Unrecognized Sex-Specific Stress and Behavior Differences in Patients With Melanoma

Author Affiliations

Author Affiliations: Melanoma Program, Sylvester Comprehensive Cancer Center, and Department of Dermatology, Miller School of Medicine, University of Miami, Miami, Florida.


Copyright 2011 American Medical Association. All Rights Reserved. Applicable FARS/DFARS Restrictions Apply to Government Use.2011

Arch Dermatol. 2011;147(2):186. doi:10.1001/archdermatol.2010.432

The study by Holterhues et al reveals differences in how women and men respond to their melanoma diagnosis. This may represent a practice gap for dermatologists who do not modify their counseling strategies to meet sex-specific patient needs. The study revealed that while both sexes demonstrated an impact of the melanoma diagnosis on HRQoL, the impact on women was more extreme in both positive and negative directions. Additional questions also revealed that the melanoma diagnosis in women had a greater impact on outside activities (vacations and occupations), concern regarding the effects of sun exposure on themselves and their children, and shade-seeking behavior. The core reason for this patient outcome gap between men and women is unclear but may be due to differences in melanoma education.

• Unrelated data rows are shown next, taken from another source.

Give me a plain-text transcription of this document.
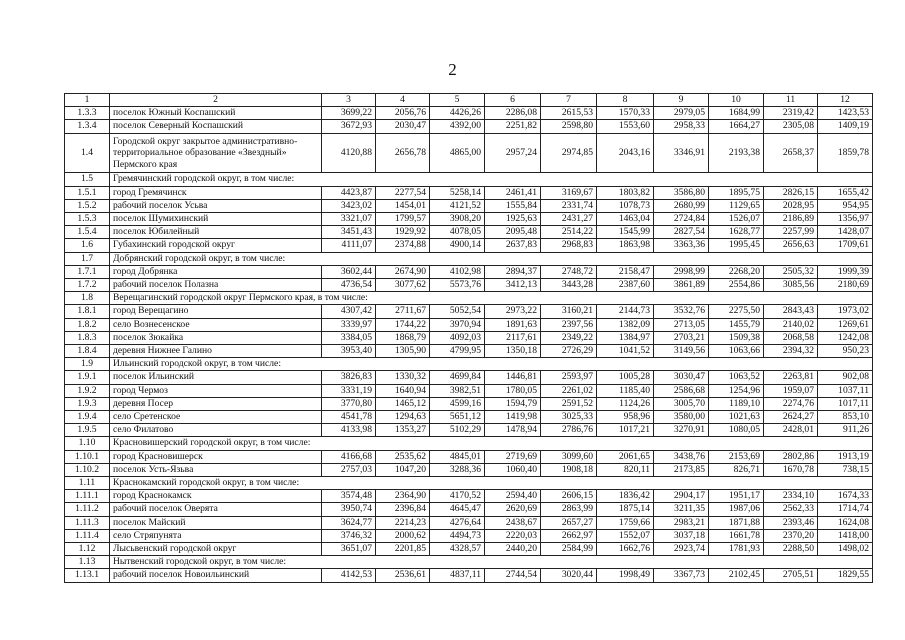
2
1	2	3	4	5	6	7	8	9	10	11	12
1.3.3	поселок Южный Коспашский	3699,22	2056,76	4426,26	2286,08	2615,53	1570,33	2979,05	1684,99	2319,42	1423,53
1.3.4	поселок Северный Коспашский	3672,93	2030,47	4392,00	2251,82	2598,80	1553,60	2958,33	1664,27	2305,08	1409,19
1.4	Городской округ закрытое административно-территориальное образование «Звездный» Пермского края	4120,88	2656,78	4865,00	2957,24	2974,85	2043,16	3346,91	2193,38	2658,37	1859,78
1.5	Гремячинский городской округ, в том числе:										
1.5.1	город Гремячинск	4423,87	2277,54	5258,14	2461,41	3169,67	1803,82	3586,80	1895,75	2826,15	1655,42
1.5.2	рабочий поселок Усьва	3423,02	1454,01	4121,52	1555,84	2331,74	1078,73	2680,99	1129,65	2028,95	954,95
1.5.3	поселок Шумихинский	3321,07	1799,57	3908,20	1925,63	2431,27	1463,04	2724,84	1526,07	2186,89	1356,97
1.5.4	поселок Юбилейный	3451,43	1929,92	4078,05	2095,48	2514,22	1545,99	2827,54	1628,77	2257,99	1428,07
1.6	Губахинский городской округ	4111,07	2374,88	4900,14	2637,83	2968,83	1863,98	3363,36	1995,45	2656,63	1709,61
1.7	Добрянский городской округ, в том числе:										
1.7.1	город Добрянка	3602,44	2674,90	4102,98	2894,37	2748,72	2158,47	2998,99	2268,20	2505,32	1999,39
1.7.2	рабочий поселок Полазна	4736,54	3077,62	5573,76	3412,13	3443,28	2387,60	3861,89	2554,86	3085,56	2180,69
1.8	Верещагинский городской округ Пермского края, в том числе:										
1.8.1	город Верещагино	4307,42	2711,67	5052,54	2973,22	3160,21	2144,73	3532,76	2275,50	2843,43	1973,02
1.8.2	село Вознесенское	3339,97	1744,22	3970,94	1891,63	2397,56	1382,09	2713,05	1455,79	2140,02	1269,61
1.8.3	поселок Зюкайка	3384,05	1868,79	4092,03	2117,61	2349,22	1384,97	2703,21	1509,38	2068,58	1242,08
1.8.4	деревня Нижнее Галино	3953,40	1305,90	4799,95	1350,18	2726,29	1041,52	3149,56	1063,66	2394,32	950,23
1.9	Ильинский городской округ, в том числе:										
1.9.1	поселок Ильинский	3826,83	1330,32	4699,84	1446,81	2593,97	1005,28	3030,47	1063,52	2263,81	902,08
1.9.2	город Чермоз	3331,19	1640,94	3982,51	1780,05	2261,02	1185,40	2586,68	1254,96	1959,07	1037,11
1.9.3	деревня Посер	3770,80	1465,12	4599,16	1594,79	2591,52	1124,26	3005,70	1189,10	2274,76	1017,11
1.9.4	село Сретенское	4541,78	1294,63	5651,12	1419,98	3025,33	958,96	3580,00	1021,63	2624,27	853,10
1.9.5	село Филатово	4133,98	1353,27	5102,29	1478,94	2786,76	1017,21	3270,91	1080,05	2428,01	911,26
1.10	Красновишерский городской округ, в том числе:										
1.10.1	город Красновишерск	4166,68	2535,62	4845,01	2719,69	3099,60	2061,65	3438,76	2153,69	2802,86	1913,19
1.10.2	поселок Усть-Язьва	2757,03	1047,20	3288,36	1060,40	1908,18	820,11	2173,85	826,71	1670,78	738,15
1.11	Краснокамский городской округ, в том числе:										
1.11.1	город Краснокамск	3574,48	2364,90	4170,52	2594,40	2606,15	1836,42	2904,17	1951,17	2334,10	1674,33
1.11.2	рабочий поселок Оверята	3950,74	2396,84	4645,47	2620,69	2863,99	1875,14	3211,35	1987,06	2562,33	1714,74
1.11.3	поселок Майский	3624,77	2214,23	4276,64	2438,67	2657,27	1759,66	2983,21	1871,88	2393,46	1624,08
1.11.4	село Стряпунята	3746,32	2000,62	4494,73	2220,03	2662,97	1552,07	3037,18	1661,78	2370,20	1418,00
1.12	Лысьвенский городской округ	3651,07	2201,85	4328,57	2440,20	2584,99	1662,76	2923,74	1781,93	2288,50	1498,02
1.13	Нытвенский городской округ, в том числе:										
1.13.1	рабочий поселок Новоильинский	4142,53	2536,61	4837,11	2744,54	3020,44	1998,49	3367,73	2102,45	2705,51	1829,55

While health care practitioners may be the primary source of education, the differences could be due to alternative sources of information (ie, Web sites, social network) and the extent to which these sources are sought and used. The differences may also be related to the way male and female patients interpret and apply melanoma information. Given that melanoma clinical care is currently not modified based on sex, these data suggest that a practice gap may exist in our current care protocols.